Jovanovic Weiss's theoretical work is mostly known for analysis of Balkan cities in the aftermath of war and crisis in Yugoslavia during 1990s. He coined the term Turbo Architecture and contributed to understanding the geo-political process termed Balkanization and its defining effects on newly emerged capital cities after the fall of Yugoslavia. Jovanovic Weiss defines Balkanization as a bottom-up geo-political process that new capital cities of new countries go through to assert their own urban distinction and character among competing new capital cities and against hegemonic forces of globalization.[4]

Jovanovic Weiss authored books that include Socialist Architecture: The Vanishing Act (JRP Ringier, 2012, with Armin Linke)[5] and Almost Architecture (Merz & Akademie Solitude, 2006).[6]

By defining Turbo Architecture as a post-socialist mainstream in nationalizing collective identity through architecture, the author of the book Almost Architecture Srdjan Jovanovic Weiss is presenting his view on the complex relationships between politics, identity search, transition and war itself, all of that represented through specific historical and contemporary strategies in architecture. This book, in an interesting way, deals with depicting the major political shifts and turbulence periods in former Yugoslav and Serbian recent past through contexts of construction or deconstruction of symbolically charged buildings.[7]

He edited the books Evasions of Power: On the Architecture of Adjustment (Slought, Ed. 2008) and Lost Highway Expedition (School of Missing Studies, Ed. 2007). His work has been published in the books 100 Architects 10 Critics by Phaidon, Harvard Project on the City: Shopping, Did Someone Say Participate?, Networked Cultures: Parallel Architectures and the Politics of Space, Forensis: The Architecture of Public Truth, Atlas of Transformation, Beyond: Scenarios and Speculations, Concurrent Urbanism, Nationalities Papers and Inhabiting Geometry: Anne Tyng as well as magazines and journals such as Harvard Design Magazine, Cabinet Magazine, Perspecta, Akcelerator,[8] Abitare, Domus, DaNS, Architectural Design, Oris, Thresholds et al.
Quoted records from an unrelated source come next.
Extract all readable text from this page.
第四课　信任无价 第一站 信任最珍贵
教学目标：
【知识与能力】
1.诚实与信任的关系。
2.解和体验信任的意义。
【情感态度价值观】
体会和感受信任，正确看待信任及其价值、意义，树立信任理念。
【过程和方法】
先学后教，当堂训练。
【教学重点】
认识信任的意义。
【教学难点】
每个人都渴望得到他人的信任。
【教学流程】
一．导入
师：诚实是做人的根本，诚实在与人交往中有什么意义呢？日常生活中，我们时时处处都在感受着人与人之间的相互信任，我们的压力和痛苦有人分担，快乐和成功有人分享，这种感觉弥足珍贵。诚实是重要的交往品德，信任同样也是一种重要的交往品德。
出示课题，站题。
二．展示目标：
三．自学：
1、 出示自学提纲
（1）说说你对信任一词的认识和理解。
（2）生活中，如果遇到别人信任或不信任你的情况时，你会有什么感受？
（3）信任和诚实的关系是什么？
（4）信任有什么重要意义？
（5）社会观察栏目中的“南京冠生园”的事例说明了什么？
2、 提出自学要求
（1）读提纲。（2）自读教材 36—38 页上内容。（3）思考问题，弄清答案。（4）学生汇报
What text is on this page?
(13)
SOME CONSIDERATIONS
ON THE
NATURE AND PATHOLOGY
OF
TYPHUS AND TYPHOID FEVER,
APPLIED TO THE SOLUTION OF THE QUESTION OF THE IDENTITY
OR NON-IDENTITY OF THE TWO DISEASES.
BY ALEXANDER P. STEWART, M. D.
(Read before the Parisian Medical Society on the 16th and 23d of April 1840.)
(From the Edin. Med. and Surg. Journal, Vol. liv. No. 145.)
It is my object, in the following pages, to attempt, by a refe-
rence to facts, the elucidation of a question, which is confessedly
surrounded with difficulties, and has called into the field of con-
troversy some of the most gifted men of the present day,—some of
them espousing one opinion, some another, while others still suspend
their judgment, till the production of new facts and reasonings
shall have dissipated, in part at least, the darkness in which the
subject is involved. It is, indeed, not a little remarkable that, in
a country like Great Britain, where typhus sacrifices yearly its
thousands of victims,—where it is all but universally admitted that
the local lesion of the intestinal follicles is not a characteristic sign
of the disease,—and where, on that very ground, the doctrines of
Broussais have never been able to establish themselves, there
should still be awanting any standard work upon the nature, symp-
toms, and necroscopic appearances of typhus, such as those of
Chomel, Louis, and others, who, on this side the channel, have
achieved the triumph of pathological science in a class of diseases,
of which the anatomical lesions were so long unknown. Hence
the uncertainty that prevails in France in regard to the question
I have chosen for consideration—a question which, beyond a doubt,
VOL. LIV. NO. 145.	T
Jovanovic Weiss previously collaborated with Richard Gluckman and Herzog & de Meuron Architects and artists Jenny Holzer and Robert Wilson.

He is currently a faculty at Columbia University GSAPP and Penn Design Architecture and he taught at Harvard University GSD, Tyler School of Art Temple University and Cornell University AAP/NYC.

References

  1. "Srdjan Jovanovic Weiss". Akademie Schloss Solitude. Retrieved 2016-02-01.
  2. "NAO.NYC". www.nao.nyc. Retrieved 2016-02-01.
  3. "School of Missing Studies". www.schoolofmissingstudies.net. Retrieved 2016-02-01.
  4. www.mo.cz, Martin Odehnal,. "Balkanization | Srdjan Jovanović Weiss". monumenttotransformation.org. Retrieved 2016-02-01.
  5. "Armin Linke &,Srdjan Jovanovic Weiss - Socialist Architecture: The Vanishing Act". jrp-ringier. Retrieved 2016-02-01.
  6. "Almost Architecture". Akademie Schloss Solitude. Retrieved 2016-02-01.
  7. "Almost Architecture". transform.eipcp.net. Retrieved 2016-02-01.
  8. "AKCELERATOR: critical architectural magazine / editors: Srdjan Jovanovic Weiss & Ivan Kucina / Serbia". thenao.net. Retrieved 2016-02-04.